Le dernier film de Bertrand Tavernier, Quai d’Orsay, montre Alexandre Taillard de Worms, clone transparent de Dominique de Villepin quand il dirigeait les Affaires étrangères, faire grand usage (et éloge) du stabilo, qui dans les mains du ministre lui sert à ne pas lire, ou si peu, les successives versions des discours que lui prépare sa dernière recrue, un jeune chargé de mission aussi dépassé par son rôle qu’ébahi par le patron.
« Nous ne faisons, déplorait déjà Montaigne, que nous entregloser… » Le siècle du stabilo, des dépêches d’agence, du JT ou du tweet a mis fin à ces patientes gloses, nous ne faisons que nous entre-dépecer.
Il arriva à Umberto Eco de souligner (c’est bien le cas) l’importance de ce modeste accessoire de bureau dans l’évolution de nos manières de lire : fini les longues dissertations, les grands récits, les thèses et autre « sommes philosophiques » ; le stabilo sert à mettre tout grand ensemble en pièces pour n’en garder que la nervure, une citation ou une maxime que la presse et les opinion makers aussitôt reprendront au vol, comme un bout de bidoche jeté aux chiens. Less is more… A quoi bon commenter savamment un texte dans ses marges ? Le surligneur distingue, mais sa pointe trop grosse ne permet pas d’écrire pour répondre ou pour développer, il n’a d’usage qu’abréviatif. L’important n’est pas de lier une pensée mais de la changer en projectile, en mitraille sonore, et pour cela de la fragmenter. « Trop de graisse, du nerf ! », ne cesse de rugir le ministre en balafrant de jaune les pages toutes fraîches, et incorrigiblement longues, de son « chargé de la langue » Arthur Vlaminck.
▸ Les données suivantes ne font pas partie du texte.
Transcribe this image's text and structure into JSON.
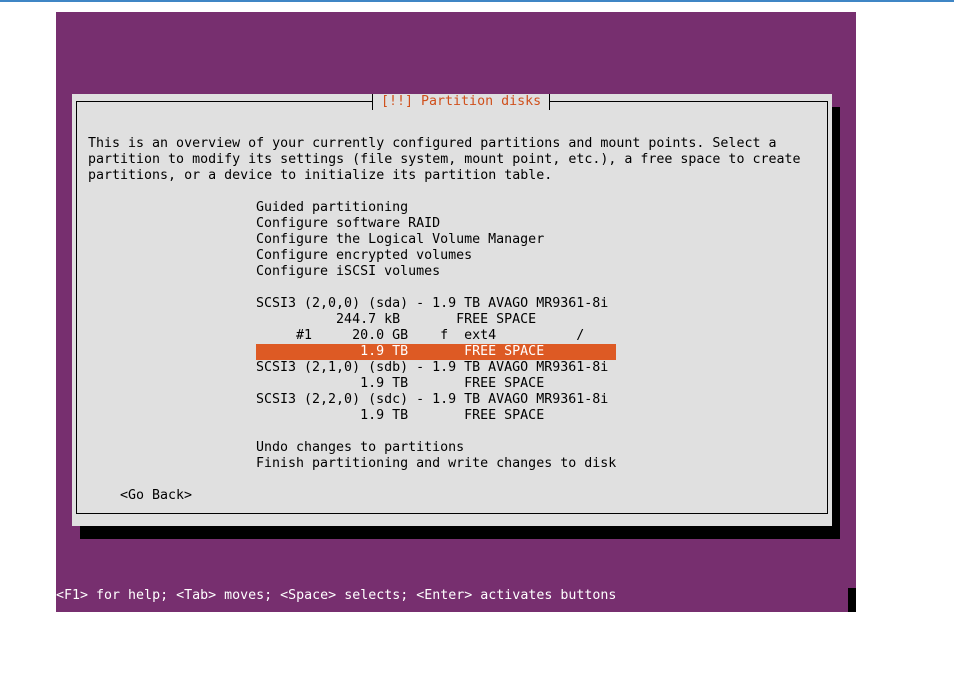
{
  "dialog": {
    "title": "[!!] Partition disks",
    "intro": [
      "This is an overview of your currently configured partitions and mount points. Select a",
      "partition to modify its settings (file system, mount point, etc.), a free space to create",
      "partitions, or a device to initialize its partition table."
    ],
    "menu": [
      "Guided partitioning",
      "Configure software RAID",
      "Configure the Logical Volume Manager",
      "Configure encrypted volumes",
      "Configure iSCSI volumes"
    ],
    "disks": [
      "SCSI3 (2,0,0) (sda) - 1.9 TB AVAGO MR9361-8i",
      "          244.7 kB       FREE SPACE",
      "     #1     20.0 GB    f  ext4          /",
      "             1.9 TB       FREE SPACE       ",
      "SCSI3 (2,1,0) (sdb) - 1.9 TB AVAGO MR9361-8i",
      "             1.9 TB       FREE SPACE",
      "SCSI3 (2,2,0) (sdc) - 1.9 TB AVAGO MR9361-8i",
      "             1.9 TB       FREE SPACE"
    ],
    "actions": [
      "Undo changes to partitions",
      "Finish partitioning and write changes to disk"
    ],
    "go_back": "<Go Back>"
  },
  "status_bar": "<F1> for help; <Tab> moves; <Space> selects; <Enter> activates buttons",
  "colors": {
    "background": "#772f6f",
    "dialog": "#e0e0e0",
    "title": "#d0501c",
    "selection": "#dd5a24"
  }
}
Ce film résume en une jolie vignette l’épuisant exercice de la pensée médiatique : comment faire pour être cité, repris et commenté par les folliculaires, comment intéresser ceux qui faute de temps, de goût ou de culture décrocheront de n’importe quel texte s’il dépasse une page ? Le bien nommé Taillard n’est pas nécessairement inculte (et l’on connaît la passion de Villepin pour les poètes, et pour sa bibliothèque napoléonienne), mais Tavernier veut d’abord faire rire en nous peignant la comédie d’un Quai au bord de la crise de nerfs, ou la mécanique infernale du pouvoir quand elle s’emballe et que les portes claquent dans un envol de paperasses à chaque entrée ou sortie du trépidant ministre (surjoué par un Thierry Lhermitte frôlant lui-même l’explosion). On écrit beaucoup autour du patron, on ne cesse de lui glisser des fiches qui résument toutes sortes d’articles, de livres et de rapports dont croulent les bureaux qu’il traverse en courant, mais lui ne règne que par sa parole, aussi erratique et fébrile que définitive – hilarante réception du prix Nobel de littérature joué par Jane Birkin, qui se taît modestement à la table d’un interlocuteur déchaîné par la fièvre de faire des mots.
Un livre bien pratique pour ce volcan qui éructe en oubliant d’argumenter, ce sont les aphorismes d’Héraclite, un philosophe qui semble s’être appliqué avant la lettre la pensée-stabilo puisqu’on peut y glaner toutes les idées et leurs contraires, numérotées sans souci de cohérence apparente. Profondeur et vertige, éclat de ces énigmes vrillant la nuit ! Taillard les martèle en exemple à son souffre-douleur, et lui enjoint d’y puiser de quoi orner ses discours. Quelques formules bien frappées empruntées aux philosophes ou aux poètes sont un peu, à l’ONU, la réponse du faible au fort ; à défaut d’y peser, elles donneront l’illusion de penser.
En diplomatie comme dans toutes les affaires, une image outrée du pouvoir s’accroche au monopole du « final cut », bien incarné par Taillard de Worms brandissant son stabilo comme un sceptre, un phallus – une guillotine ! En face du flamboyant histrion, une version moins frénétique mais plus efficace sans doute s’incarne en Claude Maupas (merveilleux Niels Arestrup jamais meilleur qu’ici), vieux sherpa des Affaires qui prend le temps méditativement de conseiller, d’écouter, de déminer… Ces deux figures antithétiques forment une paire savoureuse à l’écran, mais politiquement peu faite pour nous rassurer sur l’état de nos élites et la bonne marche des affaires, pas seulement étrangères, en ces temps de déroute.